- When I was born, I was given a choice: A big dick or a good Memory...I don't remember, what I chose.
- My birth certificate is an apology letter from the condom factory.
- A wife is a sex object. Every time you ask for sex, she objects.
- Impotence: Nature's way of saying: 'No hard feelings...'
- There are only two four letter words that are offensive to men: 'Don't' and 'stop', unless they are used together.
- Panties: Not the best thing on earth, but next to the best thing on earth.
- There are three stages of sex in a man's life: Tri Weekly, Try Weekly, and Try Weakly.
- Virginity can be cured.
- Virginity is not dignity, its lack of opportunity.

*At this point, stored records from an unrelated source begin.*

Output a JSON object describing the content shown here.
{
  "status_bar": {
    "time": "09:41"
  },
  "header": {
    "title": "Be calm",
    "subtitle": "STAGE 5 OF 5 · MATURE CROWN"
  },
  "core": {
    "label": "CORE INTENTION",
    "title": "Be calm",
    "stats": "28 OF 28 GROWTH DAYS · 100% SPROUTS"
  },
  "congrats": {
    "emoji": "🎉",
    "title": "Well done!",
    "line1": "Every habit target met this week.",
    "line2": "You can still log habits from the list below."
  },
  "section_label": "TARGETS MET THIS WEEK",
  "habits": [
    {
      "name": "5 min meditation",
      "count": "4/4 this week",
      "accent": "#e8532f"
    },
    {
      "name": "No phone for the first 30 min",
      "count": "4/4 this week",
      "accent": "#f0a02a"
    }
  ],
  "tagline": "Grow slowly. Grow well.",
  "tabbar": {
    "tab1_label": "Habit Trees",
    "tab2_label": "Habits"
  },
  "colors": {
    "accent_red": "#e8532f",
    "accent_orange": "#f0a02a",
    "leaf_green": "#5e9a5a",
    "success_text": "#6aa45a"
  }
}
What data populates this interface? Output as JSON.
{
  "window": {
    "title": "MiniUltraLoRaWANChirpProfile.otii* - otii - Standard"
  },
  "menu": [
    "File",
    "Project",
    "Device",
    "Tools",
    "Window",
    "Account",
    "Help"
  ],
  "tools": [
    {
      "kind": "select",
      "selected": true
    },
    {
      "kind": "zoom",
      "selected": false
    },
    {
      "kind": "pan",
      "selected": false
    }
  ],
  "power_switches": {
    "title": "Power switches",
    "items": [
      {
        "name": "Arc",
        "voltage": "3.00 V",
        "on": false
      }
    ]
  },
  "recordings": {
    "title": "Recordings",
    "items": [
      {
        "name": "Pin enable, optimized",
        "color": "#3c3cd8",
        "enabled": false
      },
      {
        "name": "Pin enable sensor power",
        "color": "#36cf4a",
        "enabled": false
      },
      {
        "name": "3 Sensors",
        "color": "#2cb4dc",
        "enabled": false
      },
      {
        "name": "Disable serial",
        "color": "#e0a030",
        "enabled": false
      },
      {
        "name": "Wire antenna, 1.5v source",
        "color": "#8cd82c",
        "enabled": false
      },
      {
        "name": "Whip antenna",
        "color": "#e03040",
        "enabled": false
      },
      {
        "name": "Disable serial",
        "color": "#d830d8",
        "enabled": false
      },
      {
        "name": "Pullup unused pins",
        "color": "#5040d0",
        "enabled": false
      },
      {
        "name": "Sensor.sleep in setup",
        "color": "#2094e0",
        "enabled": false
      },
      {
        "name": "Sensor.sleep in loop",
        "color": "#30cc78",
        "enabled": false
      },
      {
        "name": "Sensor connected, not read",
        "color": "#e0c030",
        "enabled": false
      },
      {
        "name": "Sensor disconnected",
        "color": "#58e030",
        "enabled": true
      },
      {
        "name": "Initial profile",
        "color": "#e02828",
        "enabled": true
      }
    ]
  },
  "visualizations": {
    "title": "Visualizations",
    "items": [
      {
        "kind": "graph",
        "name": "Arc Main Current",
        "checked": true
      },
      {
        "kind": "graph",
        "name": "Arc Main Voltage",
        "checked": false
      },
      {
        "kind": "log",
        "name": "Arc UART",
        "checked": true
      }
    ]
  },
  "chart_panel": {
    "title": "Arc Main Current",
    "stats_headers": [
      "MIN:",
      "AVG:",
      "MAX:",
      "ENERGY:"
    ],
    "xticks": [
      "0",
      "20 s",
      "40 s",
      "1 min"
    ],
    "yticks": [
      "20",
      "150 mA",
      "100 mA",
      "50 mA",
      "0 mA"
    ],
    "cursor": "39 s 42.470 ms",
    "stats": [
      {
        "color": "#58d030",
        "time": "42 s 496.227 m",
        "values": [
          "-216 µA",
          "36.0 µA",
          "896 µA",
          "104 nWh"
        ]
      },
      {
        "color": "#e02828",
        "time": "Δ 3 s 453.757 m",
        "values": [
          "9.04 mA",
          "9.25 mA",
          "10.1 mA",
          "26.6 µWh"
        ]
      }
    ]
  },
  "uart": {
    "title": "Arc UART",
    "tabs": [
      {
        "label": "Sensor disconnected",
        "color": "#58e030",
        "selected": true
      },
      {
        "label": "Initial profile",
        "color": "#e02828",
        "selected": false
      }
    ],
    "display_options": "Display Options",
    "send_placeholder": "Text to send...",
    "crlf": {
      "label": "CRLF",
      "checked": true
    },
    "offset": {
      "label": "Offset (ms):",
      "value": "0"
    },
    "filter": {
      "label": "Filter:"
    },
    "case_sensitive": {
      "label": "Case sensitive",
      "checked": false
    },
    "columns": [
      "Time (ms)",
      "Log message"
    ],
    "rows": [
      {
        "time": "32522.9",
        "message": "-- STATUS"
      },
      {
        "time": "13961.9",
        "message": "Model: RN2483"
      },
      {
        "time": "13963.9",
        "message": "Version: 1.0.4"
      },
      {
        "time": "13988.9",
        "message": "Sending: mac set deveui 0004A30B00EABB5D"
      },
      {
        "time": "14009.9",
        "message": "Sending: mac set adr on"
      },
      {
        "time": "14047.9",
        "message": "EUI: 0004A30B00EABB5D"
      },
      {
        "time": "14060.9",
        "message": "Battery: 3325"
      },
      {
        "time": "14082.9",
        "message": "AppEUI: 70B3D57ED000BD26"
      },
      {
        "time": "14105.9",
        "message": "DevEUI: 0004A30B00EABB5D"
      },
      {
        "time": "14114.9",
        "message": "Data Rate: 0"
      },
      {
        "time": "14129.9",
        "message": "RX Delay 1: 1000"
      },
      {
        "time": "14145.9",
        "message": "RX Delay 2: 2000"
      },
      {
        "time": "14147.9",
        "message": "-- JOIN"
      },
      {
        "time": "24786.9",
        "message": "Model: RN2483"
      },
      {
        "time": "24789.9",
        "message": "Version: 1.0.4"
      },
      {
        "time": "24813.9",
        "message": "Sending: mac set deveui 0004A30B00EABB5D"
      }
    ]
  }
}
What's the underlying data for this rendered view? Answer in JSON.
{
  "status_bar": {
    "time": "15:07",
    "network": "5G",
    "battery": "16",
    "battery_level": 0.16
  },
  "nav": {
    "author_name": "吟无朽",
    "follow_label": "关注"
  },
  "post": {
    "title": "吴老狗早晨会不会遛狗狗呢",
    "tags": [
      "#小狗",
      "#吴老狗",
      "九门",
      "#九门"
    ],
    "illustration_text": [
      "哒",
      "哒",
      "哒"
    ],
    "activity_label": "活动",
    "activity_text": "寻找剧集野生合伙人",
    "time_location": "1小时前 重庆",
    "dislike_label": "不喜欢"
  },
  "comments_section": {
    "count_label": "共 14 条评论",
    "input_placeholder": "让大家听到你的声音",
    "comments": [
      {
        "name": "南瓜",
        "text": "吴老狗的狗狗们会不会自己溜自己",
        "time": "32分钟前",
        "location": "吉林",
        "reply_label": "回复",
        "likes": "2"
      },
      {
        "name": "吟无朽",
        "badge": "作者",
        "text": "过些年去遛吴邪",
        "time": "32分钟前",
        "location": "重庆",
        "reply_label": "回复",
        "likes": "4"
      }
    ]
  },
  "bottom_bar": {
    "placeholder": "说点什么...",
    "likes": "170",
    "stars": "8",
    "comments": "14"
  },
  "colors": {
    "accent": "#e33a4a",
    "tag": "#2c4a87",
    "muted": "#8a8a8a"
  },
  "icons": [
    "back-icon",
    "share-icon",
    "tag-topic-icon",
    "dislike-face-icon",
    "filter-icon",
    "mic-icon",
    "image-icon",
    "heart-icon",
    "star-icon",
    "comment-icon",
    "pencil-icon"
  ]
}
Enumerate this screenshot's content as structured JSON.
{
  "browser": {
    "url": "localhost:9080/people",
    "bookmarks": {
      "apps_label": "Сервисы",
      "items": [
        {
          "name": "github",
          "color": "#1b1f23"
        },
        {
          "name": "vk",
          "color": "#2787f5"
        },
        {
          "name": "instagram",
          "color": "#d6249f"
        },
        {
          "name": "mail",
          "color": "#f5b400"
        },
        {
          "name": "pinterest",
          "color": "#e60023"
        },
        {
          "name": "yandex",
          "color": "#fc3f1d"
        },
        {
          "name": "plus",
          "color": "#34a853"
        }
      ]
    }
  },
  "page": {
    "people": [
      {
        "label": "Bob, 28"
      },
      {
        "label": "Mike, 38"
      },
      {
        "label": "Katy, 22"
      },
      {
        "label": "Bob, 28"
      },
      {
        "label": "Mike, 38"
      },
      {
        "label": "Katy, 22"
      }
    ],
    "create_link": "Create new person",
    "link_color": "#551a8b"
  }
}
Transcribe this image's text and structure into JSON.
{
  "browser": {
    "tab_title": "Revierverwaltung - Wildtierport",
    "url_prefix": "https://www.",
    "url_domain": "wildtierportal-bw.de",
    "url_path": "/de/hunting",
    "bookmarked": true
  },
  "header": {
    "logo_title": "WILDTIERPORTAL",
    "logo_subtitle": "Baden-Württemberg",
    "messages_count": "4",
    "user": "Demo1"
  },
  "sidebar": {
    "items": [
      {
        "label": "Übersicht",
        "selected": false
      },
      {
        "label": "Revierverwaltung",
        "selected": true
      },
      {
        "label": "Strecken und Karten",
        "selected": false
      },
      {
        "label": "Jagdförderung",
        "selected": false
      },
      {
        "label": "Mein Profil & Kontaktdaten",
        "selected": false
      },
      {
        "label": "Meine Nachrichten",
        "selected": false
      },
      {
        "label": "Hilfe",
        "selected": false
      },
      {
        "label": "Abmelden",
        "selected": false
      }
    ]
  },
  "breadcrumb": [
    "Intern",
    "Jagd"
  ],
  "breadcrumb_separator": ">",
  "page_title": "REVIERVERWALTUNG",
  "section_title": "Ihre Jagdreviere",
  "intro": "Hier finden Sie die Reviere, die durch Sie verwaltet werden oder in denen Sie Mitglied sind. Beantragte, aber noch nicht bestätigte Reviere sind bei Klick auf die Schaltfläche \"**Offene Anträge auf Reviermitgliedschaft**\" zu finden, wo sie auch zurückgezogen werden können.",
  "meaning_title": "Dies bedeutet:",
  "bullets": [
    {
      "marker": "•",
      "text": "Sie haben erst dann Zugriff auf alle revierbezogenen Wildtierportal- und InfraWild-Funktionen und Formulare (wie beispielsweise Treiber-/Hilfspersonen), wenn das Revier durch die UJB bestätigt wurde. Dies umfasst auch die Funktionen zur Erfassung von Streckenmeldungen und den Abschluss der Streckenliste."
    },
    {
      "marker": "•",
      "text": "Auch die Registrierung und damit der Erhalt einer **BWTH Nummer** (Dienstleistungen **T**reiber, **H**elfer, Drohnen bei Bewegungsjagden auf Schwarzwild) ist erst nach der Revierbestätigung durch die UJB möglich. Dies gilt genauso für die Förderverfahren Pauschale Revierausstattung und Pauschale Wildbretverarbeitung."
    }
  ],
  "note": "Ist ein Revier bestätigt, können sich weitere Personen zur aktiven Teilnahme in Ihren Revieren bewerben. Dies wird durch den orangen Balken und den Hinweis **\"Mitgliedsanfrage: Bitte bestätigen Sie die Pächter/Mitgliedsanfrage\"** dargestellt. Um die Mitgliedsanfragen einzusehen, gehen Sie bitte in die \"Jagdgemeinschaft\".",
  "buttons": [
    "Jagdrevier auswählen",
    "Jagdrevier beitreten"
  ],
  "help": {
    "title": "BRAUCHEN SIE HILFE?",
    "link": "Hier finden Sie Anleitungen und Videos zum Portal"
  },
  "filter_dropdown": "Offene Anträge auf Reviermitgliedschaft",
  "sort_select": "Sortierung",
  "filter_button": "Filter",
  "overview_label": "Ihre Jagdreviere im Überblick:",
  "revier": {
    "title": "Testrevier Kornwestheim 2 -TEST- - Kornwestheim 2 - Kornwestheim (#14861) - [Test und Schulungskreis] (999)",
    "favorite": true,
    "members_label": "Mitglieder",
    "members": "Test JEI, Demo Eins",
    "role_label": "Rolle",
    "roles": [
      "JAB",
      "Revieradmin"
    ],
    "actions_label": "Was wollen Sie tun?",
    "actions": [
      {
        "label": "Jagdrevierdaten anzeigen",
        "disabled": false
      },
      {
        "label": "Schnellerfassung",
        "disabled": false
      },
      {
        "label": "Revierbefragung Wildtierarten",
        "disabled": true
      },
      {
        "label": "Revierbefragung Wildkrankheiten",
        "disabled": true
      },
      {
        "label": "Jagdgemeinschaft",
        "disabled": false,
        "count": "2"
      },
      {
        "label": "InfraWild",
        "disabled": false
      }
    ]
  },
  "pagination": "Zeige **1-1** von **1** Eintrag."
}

- Having sex is like playing bridge. If you don't have a good partner, you'd better have a good hand.
- I tried phone sex once, but the holes in the dialer were too small...
- Marriage is the only war where you get to sleep with the enemy.
- Q: What's an Australian kiss?
A: The same thing as a French kiss, only down under.
- A couple just married were happy with the whole thing. He was happy with the Hole and she was happy with the Thing.
- Q: What are the three biggest tragedies in a mans life?
A: Life sucks, job sucks, and the wife doesn't.
- Q: Why do men find it difficult to make eye contact?
A: Breasts don't have eyes.
- Despite the old saying: 'Don't take your troubles to bed'. Many men still sleep with their wives!!